Recently we had few issues with our Hyper-V SAN where a number of virtual servers had lost connection to their disk. While this is usually not an issue (they just reboot on the other cluster node), we always have issues on two virtual servers that are terminal servers.
When these servers restart after such a disk outage, they usually hang at the "Applying Computer Policy" screen. Users trying to log on hang at the "Applying User Policy" screen for 60 minutes, and the following event is logged:
Log Name: Application Source: Microsoft-Windows-Winlogon Date: ... Event ID: 6005 Task Category: None Level: Warning Keywords: Classic User: N/A Computer: ... Description: The winlogon notification subscriber <GPClient> is taking long time to handle the notification event (CreateSession).

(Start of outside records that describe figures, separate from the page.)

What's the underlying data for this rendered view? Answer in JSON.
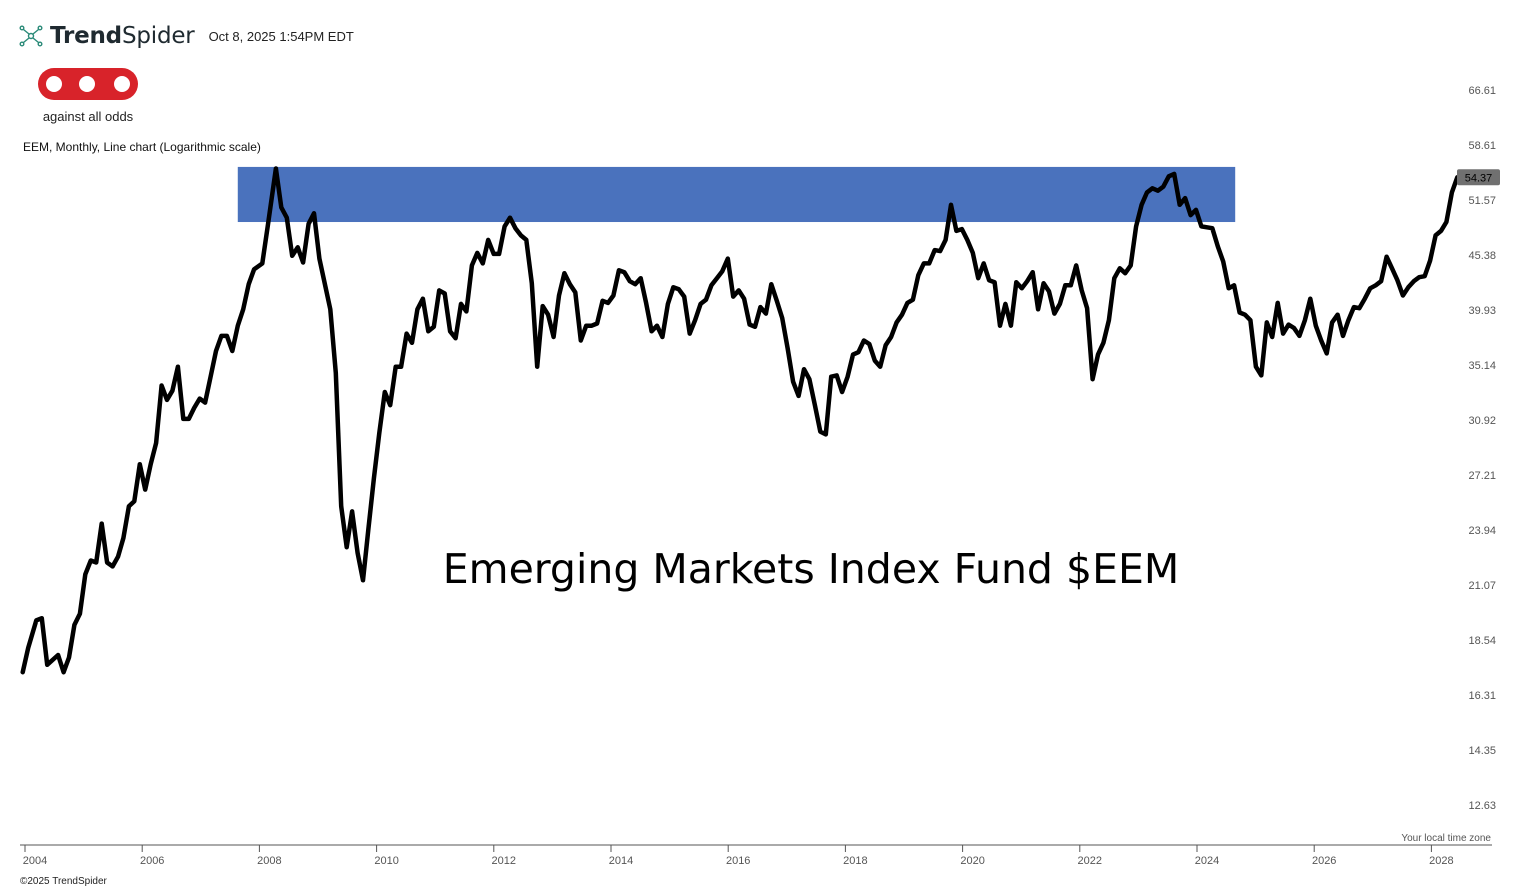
{
  "header": {
    "brand_bold": "Trend",
    "brand_light": "Spider",
    "timestamp": "Oct 8, 2025 1:54PM EDT"
  },
  "logo": {
    "text": "against all odds",
    "icon": "aao-logo"
  },
  "subtitle": "EEM, Monthly, Line chart (Logarithmic scale)",
  "footer": "©2025 TrendSpider",
  "tz_note": "Your local time zone",
  "colors": {
    "line": "#000000",
    "zone": "#4a72bd",
    "price_badge": "#707070"
  },
  "chart_data": {
    "type": "line",
    "title": "Emerging Markets Index Fund $EEM",
    "scale": "log",
    "y_ticks": [
      "66.61",
      "58.61",
      "51.57",
      "45.38",
      "39.93",
      "35.14",
      "30.92",
      "27.21",
      "23.94",
      "21.07",
      "18.54",
      "16.31",
      "14.35",
      "12.63"
    ],
    "x_ticks": [
      "2004",
      "2006",
      "2008",
      "2010",
      "2012",
      "2014",
      "2016",
      "2018",
      "2020",
      "2022",
      "2024",
      "2026",
      "2028"
    ],
    "last_price": "54.37",
    "resistance_zone": {
      "x_start": 2007.6,
      "x_end": 2025.92,
      "y_low": 49.0,
      "y_high": 55.7
    },
    "series": [
      {
        "values": [
          [
            2003.65,
            17.2
          ],
          [
            2003.75,
            18.2
          ],
          [
            2003.9,
            19.4
          ],
          [
            2004.0,
            19.5
          ],
          [
            2004.1,
            17.5
          ],
          [
            2004.3,
            17.9
          ],
          [
            2004.4,
            17.2
          ],
          [
            2004.5,
            17.8
          ],
          [
            2004.6,
            19.2
          ],
          [
            2004.7,
            19.7
          ],
          [
            2004.8,
            21.6
          ],
          [
            2004.9,
            22.3
          ],
          [
            2005.0,
            22.2
          ],
          [
            2005.1,
            24.3
          ],
          [
            2005.2,
            22.2
          ],
          [
            2005.3,
            22.0
          ],
          [
            2005.4,
            22.5
          ],
          [
            2005.5,
            23.5
          ],
          [
            2005.6,
            25.3
          ],
          [
            2005.7,
            25.6
          ],
          [
            2005.8,
            27.9
          ],
          [
            2005.9,
            26.3
          ],
          [
            2006.0,
            27.9
          ],
          [
            2006.1,
            29.3
          ],
          [
            2006.2,
            33.5
          ],
          [
            2006.3,
            32.4
          ],
          [
            2006.4,
            33.1
          ],
          [
            2006.5,
            35.0
          ],
          [
            2006.6,
            31.0
          ],
          [
            2006.7,
            31.0
          ],
          [
            2006.8,
            31.8
          ],
          [
            2006.9,
            32.5
          ],
          [
            2007.0,
            32.2
          ],
          [
            2007.1,
            34.2
          ],
          [
            2007.2,
            36.3
          ],
          [
            2007.3,
            37.6
          ],
          [
            2007.4,
            37.6
          ],
          [
            2007.5,
            36.3
          ],
          [
            2007.6,
            38.5
          ],
          [
            2007.7,
            40.0
          ],
          [
            2007.8,
            42.4
          ],
          [
            2007.9,
            43.9
          ],
          [
            2008.05,
            44.5
          ],
          [
            2008.15,
            48.5
          ],
          [
            2008.3,
            55.5
          ],
          [
            2008.4,
            50.7
          ],
          [
            2008.5,
            49.5
          ],
          [
            2008.6,
            45.3
          ],
          [
            2008.7,
            46.2
          ],
          [
            2008.8,
            44.6
          ],
          [
            2008.9,
            48.8
          ],
          [
            2009.0,
            50.0
          ],
          [
            2009.1,
            45.0
          ],
          [
            2009.3,
            40.0
          ],
          [
            2009.4,
            34.5
          ],
          [
            2009.5,
            25.3
          ],
          [
            2009.6,
            23.0
          ],
          [
            2009.7,
            25.0
          ],
          [
            2009.8,
            22.7
          ],
          [
            2009.9,
            21.3
          ],
          [
            2010.0,
            24.0
          ],
          [
            2010.1,
            27.0
          ],
          [
            2010.2,
            30.0
          ],
          [
            2010.3,
            33.0
          ],
          [
            2010.4,
            32.0
          ],
          [
            2010.5,
            35.0
          ],
          [
            2010.6,
            35.0
          ],
          [
            2010.7,
            37.8
          ],
          [
            2010.8,
            37.0
          ],
          [
            2010.9,
            40.0
          ],
          [
            2011.0,
            41.0
          ],
          [
            2011.1,
            38.0
          ],
          [
            2011.2,
            38.4
          ],
          [
            2011.3,
            41.8
          ],
          [
            2011.4,
            41.5
          ],
          [
            2011.5,
            38.0
          ],
          [
            2011.6,
            37.4
          ],
          [
            2011.7,
            40.5
          ],
          [
            2011.8,
            39.8
          ],
          [
            2011.9,
            44.3
          ],
          [
            2012.0,
            45.6
          ],
          [
            2012.1,
            44.5
          ],
          [
            2012.2,
            47.0
          ],
          [
            2012.3,
            45.5
          ],
          [
            2012.4,
            45.5
          ],
          [
            2012.5,
            48.5
          ],
          [
            2012.6,
            49.5
          ],
          [
            2012.7,
            48.3
          ],
          [
            2012.8,
            47.5
          ],
          [
            2012.9,
            47.0
          ],
          [
            2013.0,
            42.5
          ],
          [
            2013.1,
            35.0
          ],
          [
            2013.2,
            40.3
          ],
          [
            2013.3,
            39.5
          ],
          [
            2013.4,
            37.5
          ],
          [
            2013.5,
            41.3
          ],
          [
            2013.6,
            43.5
          ],
          [
            2013.7,
            42.4
          ],
          [
            2013.8,
            41.6
          ],
          [
            2013.9,
            37.2
          ],
          [
            2014.0,
            38.5
          ],
          [
            2014.1,
            38.5
          ],
          [
            2014.2,
            38.7
          ],
          [
            2014.3,
            40.8
          ],
          [
            2014.4,
            40.6
          ],
          [
            2014.5,
            41.3
          ],
          [
            2014.6,
            43.8
          ],
          [
            2014.7,
            43.6
          ],
          [
            2014.8,
            42.7
          ],
          [
            2014.9,
            42.4
          ],
          [
            2015.0,
            43.0
          ],
          [
            2015.1,
            40.6
          ],
          [
            2015.2,
            38.0
          ],
          [
            2015.3,
            38.5
          ],
          [
            2015.4,
            37.5
          ],
          [
            2015.5,
            40.5
          ],
          [
            2015.6,
            42.1
          ],
          [
            2015.7,
            41.9
          ],
          [
            2015.8,
            41.2
          ],
          [
            2015.9,
            37.8
          ],
          [
            2016.0,
            39.0
          ],
          [
            2016.1,
            40.5
          ],
          [
            2016.2,
            40.9
          ],
          [
            2016.3,
            42.3
          ],
          [
            2016.4,
            43.0
          ],
          [
            2016.5,
            43.7
          ],
          [
            2016.6,
            45.0
          ],
          [
            2016.7,
            41.2
          ],
          [
            2016.8,
            41.8
          ],
          [
            2016.9,
            41.0
          ],
          [
            2017.0,
            38.6
          ],
          [
            2017.1,
            38.4
          ],
          [
            2017.2,
            40.2
          ],
          [
            2017.3,
            39.6
          ],
          [
            2017.4,
            42.4
          ],
          [
            2017.5,
            40.8
          ],
          [
            2017.6,
            39.2
          ],
          [
            2017.7,
            36.5
          ],
          [
            2017.8,
            33.8
          ],
          [
            2017.9,
            32.7
          ],
          [
            2018.0,
            34.8
          ],
          [
            2018.1,
            34.0
          ],
          [
            2018.2,
            32.0
          ],
          [
            2018.3,
            30.1
          ],
          [
            2018.4,
            29.9
          ],
          [
            2018.5,
            34.2
          ],
          [
            2018.6,
            34.3
          ],
          [
            2018.7,
            33.0
          ],
          [
            2018.8,
            34.2
          ],
          [
            2018.9,
            36.0
          ],
          [
            2019.0,
            36.2
          ],
          [
            2019.1,
            37.2
          ],
          [
            2019.2,
            36.9
          ],
          [
            2019.3,
            35.5
          ],
          [
            2019.4,
            35.0
          ],
          [
            2019.5,
            36.8
          ],
          [
            2019.6,
            37.5
          ],
          [
            2019.7,
            38.8
          ],
          [
            2019.8,
            39.5
          ],
          [
            2019.9,
            40.6
          ],
          [
            2020.0,
            40.9
          ],
          [
            2020.1,
            43.3
          ],
          [
            2020.2,
            44.5
          ],
          [
            2020.3,
            44.5
          ],
          [
            2020.4,
            45.9
          ],
          [
            2020.5,
            45.8
          ],
          [
            2020.6,
            47.0
          ],
          [
            2020.7,
            51.0
          ],
          [
            2020.8,
            48.0
          ],
          [
            2020.9,
            48.2
          ],
          [
            2021.0,
            47.0
          ],
          [
            2021.1,
            45.6
          ],
          [
            2021.2,
            43.0
          ],
          [
            2021.3,
            44.5
          ],
          [
            2021.4,
            42.8
          ],
          [
            2021.5,
            42.6
          ],
          [
            2021.6,
            38.5
          ],
          [
            2021.7,
            40.5
          ],
          [
            2021.8,
            38.5
          ],
          [
            2021.9,
            42.6
          ],
          [
            2022.0,
            42.0
          ],
          [
            2022.1,
            42.7
          ],
          [
            2022.2,
            43.6
          ],
          [
            2022.3,
            40.0
          ],
          [
            2022.4,
            42.5
          ],
          [
            2022.5,
            41.7
          ],
          [
            2022.6,
            39.6
          ],
          [
            2022.7,
            40.5
          ],
          [
            2022.8,
            42.3
          ],
          [
            2022.9,
            42.3
          ],
          [
            2023.0,
            44.3
          ],
          [
            2023.1,
            41.8
          ],
          [
            2023.2,
            40.1
          ],
          [
            2023.3,
            34.0
          ],
          [
            2023.4,
            36.0
          ],
          [
            2023.5,
            37.0
          ],
          [
            2023.6,
            39.0
          ],
          [
            2023.7,
            43.0
          ],
          [
            2023.8,
            44.0
          ],
          [
            2023.9,
            43.5
          ],
          [
            2024.0,
            44.3
          ],
          [
            2024.1,
            48.5
          ],
          [
            2024.2,
            51.0
          ],
          [
            2024.3,
            52.5
          ],
          [
            2024.4,
            53.0
          ],
          [
            2024.5,
            52.7
          ],
          [
            2024.6,
            53.2
          ],
          [
            2024.7,
            54.5
          ],
          [
            2024.8,
            54.8
          ],
          [
            2024.9,
            51.0
          ],
          [
            2025.0,
            51.8
          ],
          [
            2025.1,
            49.8
          ],
          [
            2025.2,
            50.4
          ],
          [
            2025.3,
            48.5
          ],
          [
            2025.4,
            48.4
          ],
          [
            2025.5,
            48.3
          ],
          [
            2025.6,
            46.3
          ],
          [
            2025.7,
            44.7
          ],
          [
            2025.8,
            42.0
          ],
          [
            2025.9,
            42.3
          ],
          [
            2026.0,
            39.7
          ],
          [
            2026.1,
            39.5
          ],
          [
            2026.2,
            39.0
          ],
          [
            2026.3,
            35.0
          ],
          [
            2026.4,
            34.3
          ],
          [
            2026.5,
            38.8
          ],
          [
            2026.6,
            37.5
          ],
          [
            2026.7,
            40.6
          ],
          [
            2026.8,
            37.8
          ],
          [
            2026.9,
            38.6
          ],
          [
            2027.0,
            38.3
          ],
          [
            2027.1,
            37.6
          ],
          [
            2027.2,
            39.0
          ],
          [
            2027.3,
            41.0
          ],
          [
            2027.4,
            38.5
          ],
          [
            2027.5,
            37.2
          ],
          [
            2027.6,
            36.1
          ],
          [
            2027.7,
            38.8
          ],
          [
            2027.8,
            39.5
          ],
          [
            2027.9,
            37.6
          ],
          [
            2028.0,
            39.0
          ],
          [
            2028.1,
            40.2
          ],
          [
            2028.2,
            40.1
          ],
          [
            2028.3,
            41.0
          ],
          [
            2028.4,
            42.0
          ],
          [
            2028.5,
            42.3
          ],
          [
            2028.6,
            42.7
          ],
          [
            2028.7,
            45.2
          ],
          [
            2028.8,
            44.0
          ],
          [
            2028.9,
            42.8
          ],
          [
            2029.0,
            41.3
          ],
          [
            2029.1,
            42.1
          ],
          [
            2029.2,
            42.7
          ],
          [
            2029.3,
            43.1
          ],
          [
            2029.4,
            43.2
          ],
          [
            2029.5,
            44.8
          ],
          [
            2029.6,
            47.5
          ],
          [
            2029.7,
            48.0
          ],
          [
            2029.8,
            49.0
          ],
          [
            2029.9,
            52.5
          ],
          [
            2030.0,
            54.37
          ]
        ]
      }
    ]
  }
}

In most cases, it helps to perform the following procedure to get the server back working:
- disable GPSVC (through PSEXEC -s) and reboot
- remove from domain and re-join
- delete C:\ProgramData\Microsoft\Group Policy and C:\Windows\System32\GroupPolicy
- schedule CHKDSK
- reboot
I really wonder why this issue happens only on the two RDP servers and not on the ca. 50 other servers on the same Hyper-V cluster. Of course the RDP servers have way more user profiles, but that should be the only difference that comes to my mind.
Does anyone have an idea what can cause this, or how to trace the issue if it happens again? I also checked the GPSVC.LOG and enabled debug logging but did not find any helpful information.